At the beginning of a painting, I never know what I'm going to do or how I'm going to do it. I have no idea – which is the excitement, and I need that excitement. The narrative of making the painting – what I've learned, what I've seen – is as important as the final piece.

Your new book looks back to when you first start painting, 40 years ago – how have you changed over that time?

Back then, I was discovering myself, and discovering how to how to make work. My response was quite simplistic in terms of how I actually made the work, and it was very paper-based, small-scale. I was very tentative with my mark making and my approach.

Nowadays, my practice is far wider. I'm more of a polymath. I'm more ambitious, both in terms of the individual marks, but in terms of the scale of the work and the range of media. I look at that work I did then, and I really enjoy some of it. I can see that I was searching. I hope I'm still searching; I hope I'm not settled into my laurels as I get older.

Do you seek to provoke a particular response in your audience?

I want people to see the whole natural world as something fragile, diverse, complicated. But beauty is incredibly important. There's too much contemporary art in recent decades that has ignored beauty and gone more for shock and awe. If you want to make the environment and what's happening to it accessible, artworks can be a really good tool to make people engage with science.

Making marks on my canvases along the river gives me a platform to bring this subject up in public. When I'm talking at the Royal Academy, people expect me to talk about making a painting on the bank of the river, and why I do that. I'm tell them that it's political, that’s it’s the front line of the catastrophe we're going through.

Why is it political for you?

As an artist who works with the natural world and largely in situ, en plein air, I can't ignore the environmental catastrophe. If I'm going to share the beauty, joy, complexity of the natural world, I have to discuss the fragility of it as well. There's a responsibility in every one of us, in our day-to day-living and what we leave behind. Some can do more and some can do less – it largely boils down to your position in the world.

Tell us about how that manifests at your gallery

Ever since my earliest exhibitions, whether they were in commercial galleries or public galleries, I've always insisted there has to be another element to the exhibition, whether it's about fundraising or raising awareness for a cause, opening people’s eyes to charitable groups.

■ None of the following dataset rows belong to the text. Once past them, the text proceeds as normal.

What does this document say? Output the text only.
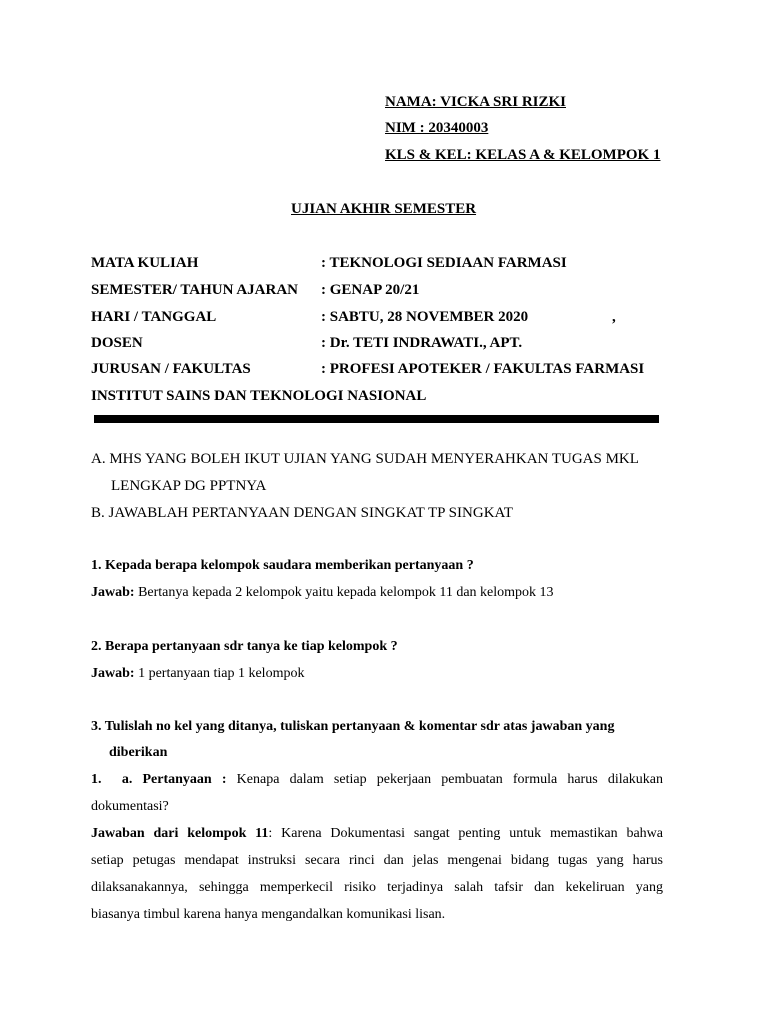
NAMA: VICKA SRI RIZKI
NIM : 20340003
KLS & KEL: KELAS A & KELOMPOK 1
UJIAN AKHIR SEMESTER
MATA KULIAH	: TEKNOLOGI SEDIAAN FARMASI
SEMESTER/ TAHUN AJARAN : GENAP 20/21
HARI / TANGGAL	: SABTU, 28 NOVEMBER 2020	,
DOSEN	: Dr. TETI INDRAWATI., APT.
JURUSAN / FAKULTAS	: PROFESI APOTEKER / FAKULTAS FARMASI
INSTITUT SAINS DAN TEKNOLOGI NASIONAL
A. MHS YANG BOLEH IKUT UJIAN YANG SUDAH MENYERAHKAN TUGAS MKL
LENGKAP DG PPTNYA
B. JAWABLAH PERTANYAAN DENGAN SINGKAT TP SINGKAT
1. Kepada berapa kelompok saudara memberikan pertanyaan ?
Jawab: Bertanya kepada 2 kelompok yaitu kepada kelompok 11 dan kelompok 13
2. Berapa pertanyaan sdr tanya ke tiap kelompok ?
Jawab: 1 pertanyaan tiap 1 kelompok
3. Tulislah no kel yang ditanya, tuliskan pertanyaan & komentar sdr atas jawaban yang
diberikan
1. a. Pertanyaan : Kenapa dalam setiap pekerjaan pembuatan formula harus dilakukan
dokumentasi?
Jawaban dari kelompok 11: Karena Dokumentasi sangat penting untuk memastikan bahwa
setiap petugas mendapat instruksi secara rinci dan jelas mengenai bidang tugas yang harus
dilaksanakannya, sehingga memperkecil risiko terjadinya salah tafsir dan kekeliruan yang
biasanya timbul karena hanya mengandalkan komunikasi lisan.
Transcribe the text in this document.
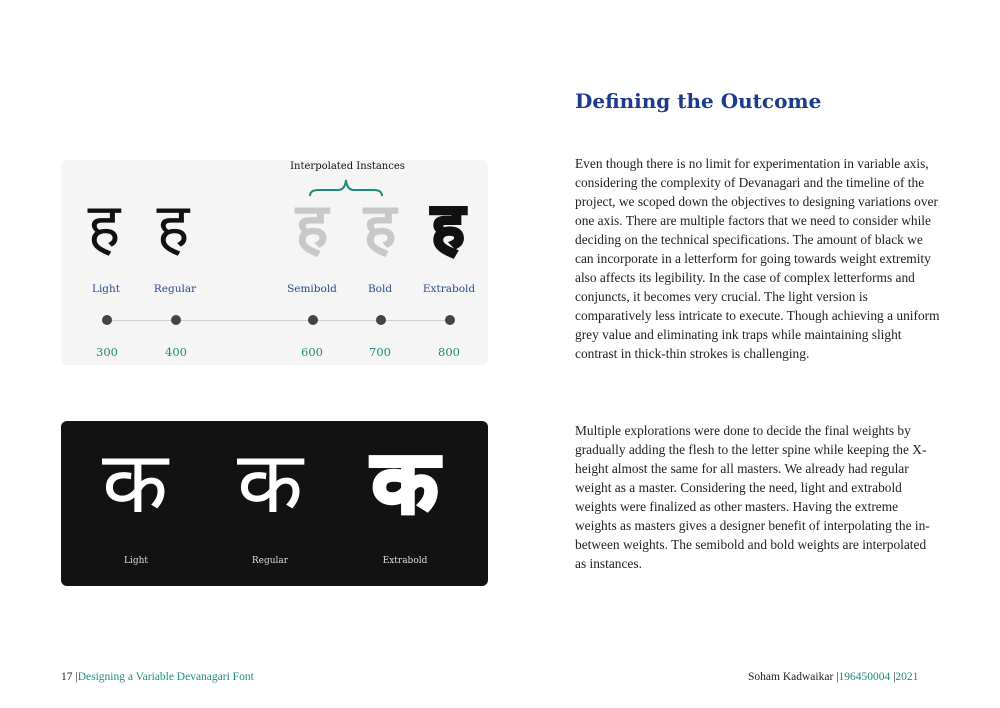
Interpolated Instances
ह ह ह ह ह
Light	Regular	Semibold	Bold	Extrabold
300	400	600	700	800
क क क
Light	Regular	Extrabold
Defining the Outcome

Even though there is no limit for experimentation in variable axis, considering the complexity of Devanagari and the timeline of the project, we scoped down the objectives to designing variations over one axis. There are multiple factors that we need to consider while deciding on the technical specifications. The amount of black we can incorporate in a letterform for going towards weight extremity also affects its legibility. In the case of complex letterforms and conjuncts, it becomes very crucial. The light version is comparatively less intricate to execute. Though achieving a uniform grey value and eliminating ink traps while maintaining slight contrast in thick-thin strokes is challenging.

Multiple explorations were done to decide the final weights by gradually adding the flesh to the letter spine while keeping the X-height almost the same for all masters. We already had regular weight as a master. Considering the need, light and extrabold weights were finalized as other masters. Having the extreme weights as masters gives a designer benefit of interpolating the in-between weights. The semibold and bold weights are interpolated as instances.

17 |Designing a Variable Devanagari Font	Soham Kadwaikar |196450004 |2021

Most exhibitions are either about selling work or just about the works themselves and how they were done and that’s it. But I've always believed there's a wider agenda, so when eventually we built the Jackson Foundation, that had to be a part and parcel of it and it's worked fantastically in all sorts of ways.

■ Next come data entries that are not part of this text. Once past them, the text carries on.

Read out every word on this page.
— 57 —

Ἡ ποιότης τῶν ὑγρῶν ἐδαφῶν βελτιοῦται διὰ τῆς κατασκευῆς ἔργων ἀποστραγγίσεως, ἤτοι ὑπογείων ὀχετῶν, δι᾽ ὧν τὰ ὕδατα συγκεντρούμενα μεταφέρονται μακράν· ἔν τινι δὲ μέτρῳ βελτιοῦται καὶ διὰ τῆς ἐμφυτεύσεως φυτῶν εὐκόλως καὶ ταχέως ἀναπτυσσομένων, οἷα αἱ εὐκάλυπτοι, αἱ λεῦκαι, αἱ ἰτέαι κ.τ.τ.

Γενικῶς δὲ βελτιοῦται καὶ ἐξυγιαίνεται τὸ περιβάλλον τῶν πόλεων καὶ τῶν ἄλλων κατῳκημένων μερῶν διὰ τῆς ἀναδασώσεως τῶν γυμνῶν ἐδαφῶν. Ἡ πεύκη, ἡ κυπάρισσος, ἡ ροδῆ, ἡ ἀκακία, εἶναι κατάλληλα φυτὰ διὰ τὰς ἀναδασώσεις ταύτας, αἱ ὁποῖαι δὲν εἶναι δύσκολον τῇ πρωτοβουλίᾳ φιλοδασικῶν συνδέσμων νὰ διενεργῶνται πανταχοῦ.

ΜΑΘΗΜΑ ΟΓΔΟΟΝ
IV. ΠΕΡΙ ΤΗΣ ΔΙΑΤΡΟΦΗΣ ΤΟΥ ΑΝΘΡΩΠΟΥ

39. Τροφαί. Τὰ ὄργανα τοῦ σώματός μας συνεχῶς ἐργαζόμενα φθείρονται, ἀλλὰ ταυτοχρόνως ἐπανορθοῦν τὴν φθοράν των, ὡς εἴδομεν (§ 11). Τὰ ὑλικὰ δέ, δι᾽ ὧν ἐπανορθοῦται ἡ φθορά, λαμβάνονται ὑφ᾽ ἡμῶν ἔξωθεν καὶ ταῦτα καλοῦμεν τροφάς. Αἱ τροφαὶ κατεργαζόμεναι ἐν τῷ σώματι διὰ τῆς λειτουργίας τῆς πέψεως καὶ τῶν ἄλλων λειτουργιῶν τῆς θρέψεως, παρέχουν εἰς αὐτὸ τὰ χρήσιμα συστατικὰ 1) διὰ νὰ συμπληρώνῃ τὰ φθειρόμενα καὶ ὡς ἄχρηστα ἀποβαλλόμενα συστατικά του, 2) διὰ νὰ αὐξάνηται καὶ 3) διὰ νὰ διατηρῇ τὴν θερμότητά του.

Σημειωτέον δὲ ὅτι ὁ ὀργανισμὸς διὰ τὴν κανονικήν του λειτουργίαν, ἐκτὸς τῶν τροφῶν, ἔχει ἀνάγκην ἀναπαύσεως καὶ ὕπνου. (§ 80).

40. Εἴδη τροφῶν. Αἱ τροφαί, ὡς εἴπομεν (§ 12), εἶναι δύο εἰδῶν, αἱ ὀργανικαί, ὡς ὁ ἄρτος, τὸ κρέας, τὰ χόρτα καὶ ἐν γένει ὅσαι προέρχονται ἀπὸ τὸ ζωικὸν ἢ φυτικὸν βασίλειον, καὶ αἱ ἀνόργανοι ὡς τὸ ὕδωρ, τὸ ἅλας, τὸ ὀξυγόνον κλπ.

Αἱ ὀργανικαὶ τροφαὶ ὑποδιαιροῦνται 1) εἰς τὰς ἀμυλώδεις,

Our upstairs charity space focuses on the Foundation’s collaborations with some of the charities we support, including Greenpeace, Surfers Against Sewage and the Cornwall Wildlife Trust.

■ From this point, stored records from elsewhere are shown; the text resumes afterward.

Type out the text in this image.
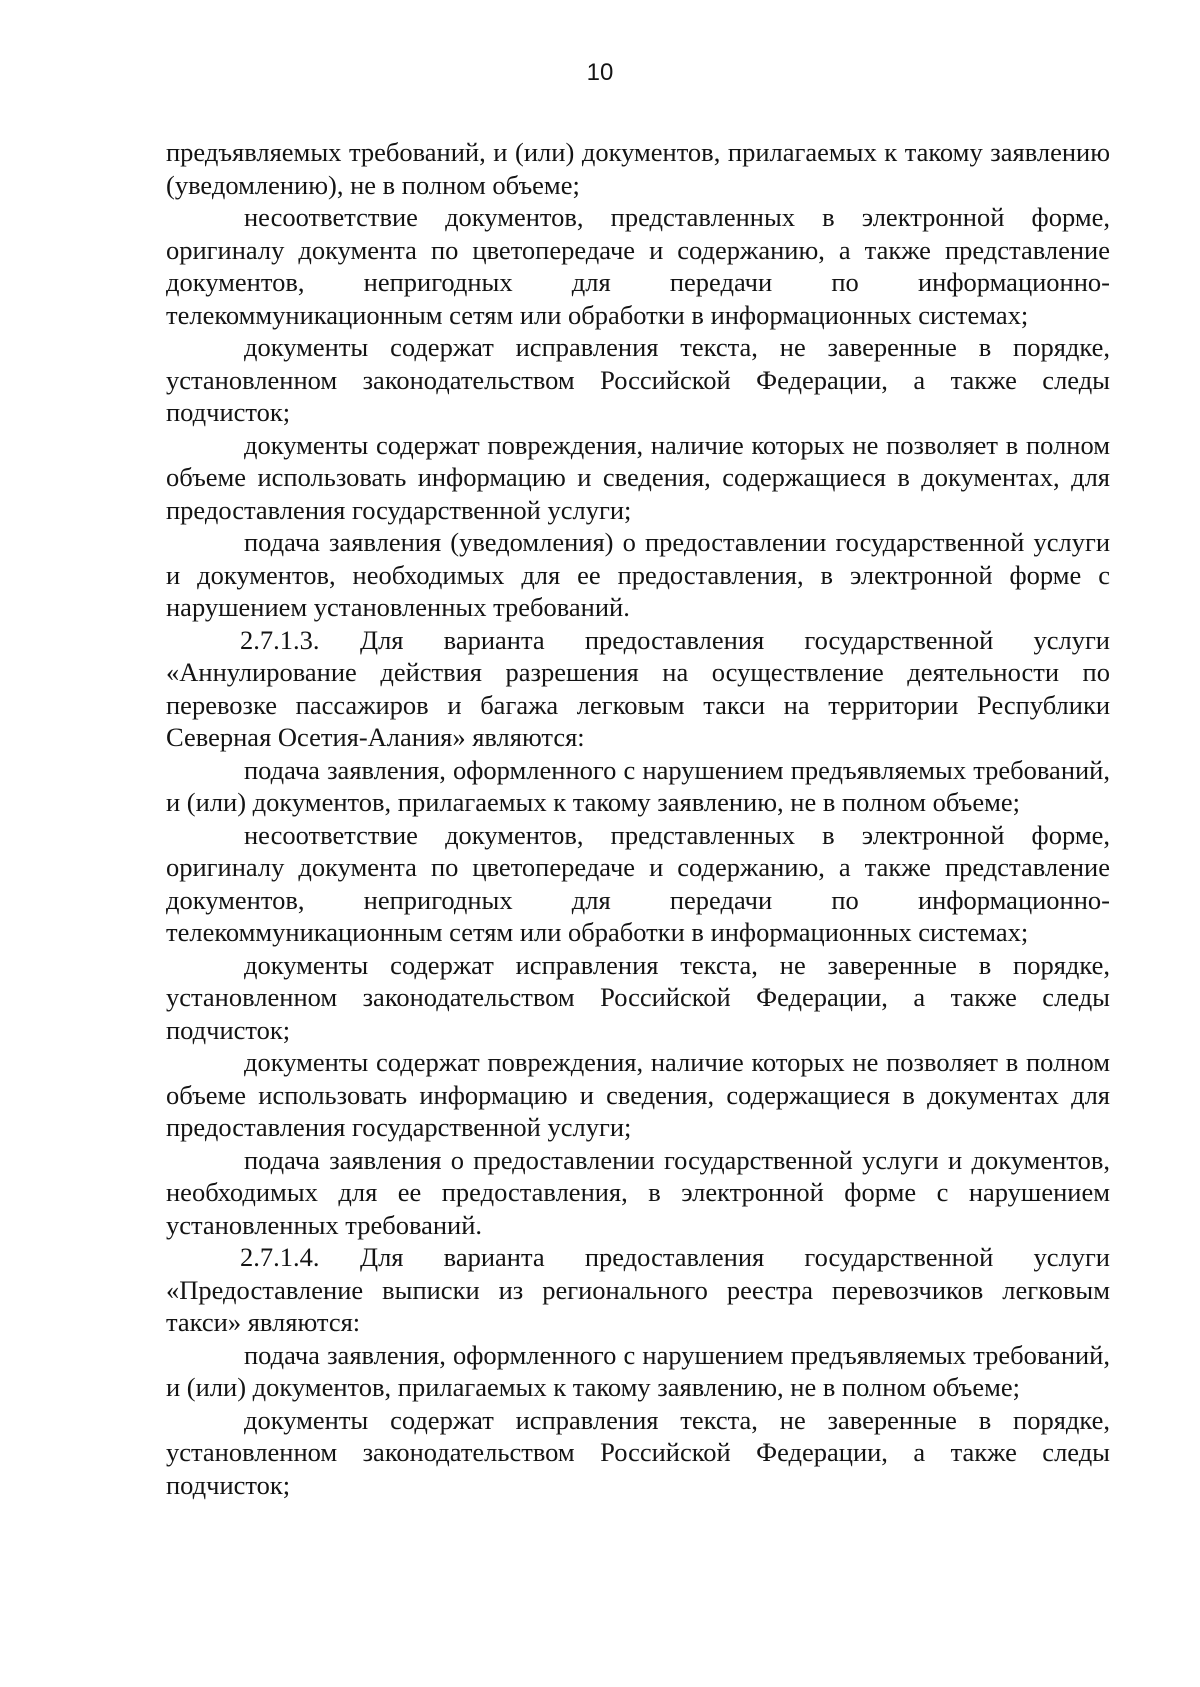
10

предъявляемых требований, и (или) документов, прилагаемых к такому заявлению (уведомлению), не в полном объеме;

несоответствие документов, представленных в электронной форме, оригиналу документа по цветопередаче и содержанию, а также представление документов, непригодных для передачи по информационно-телекоммуникационным сетям или обработки в информационных системах;

документы содержат исправления текста, не заверенные в порядке, установленном законодательством Российской Федерации, а также следы подчисток;

документы содержат повреждения, наличие которых не позволяет в полном объеме использовать информацию и сведения, содержащиеся в документах, для предоставления государственной услуги;

подача заявления (уведомления) о предоставлении государственной услуги и документов, необходимых для ее предоставления, в электронной форме с нарушением установленных требований.

2.7.1.3. Для варианта предоставления государственной услуги «Аннулирование действия разрешения на осуществление деятельности по перевозке пассажиров и багажа легковым такси на территории Республики Северная Осетия-Алания» являются:

подача заявления, оформленного с нарушением предъявляемых требований, и (или) документов, прилагаемых к такому заявлению, не в полном объеме;

несоответствие документов, представленных в электронной форме, оригиналу документа по цветопередаче и содержанию, а также представление документов, непригодных для передачи по информационно-телекоммуникационным сетям или обработки в информационных системах;

документы содержат исправления текста, не заверенные в порядке, установленном законодательством Российской Федерации, а также следы подчисток;

документы содержат повреждения, наличие которых не позволяет в полном объеме использовать информацию и сведения, содержащиеся в документах для предоставления государственной услуги;

подача заявления о предоставлении государственной услуги и документов, необходимых для ее предоставления, в электронной форме с нарушением установленных требований.

2.7.1.4. Для варианта предоставления государственной услуги «Предоставление выписки из регионального реестра перевозчиков легковым такси» являются:

подача заявления, оформленного с нарушением предъявляемых требований, и (или) документов, прилагаемых к такому заявлению, не в полном объеме;

документы содержат исправления текста, не заверенные в порядке, установленном законодательством Российской Федерации, а также следы подчисток;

We’ve also been able to include the local community of St Just rather than just plonking this thing there and ignoring them. Its post-industrial, agricultural, ex mining, and although there's always been artists associated with there, the arts infrastructure has never been very inclusive. It’s important to bring in schools, colleges, youth groups, amateur painting clubs, to bring them all on board and also to encourage people to get out in the countryside. We arrange for people from wildlife groups and scientists to lead walks, show them what's out there. It's all about opening people's eyes and seeing what's changing in the world and why.



Kurt Jackson’s latest exhibition, “Sea Flower”, opens at the Jackson Foundation on 21 March. Kurt Jackson’s Rivers is out now.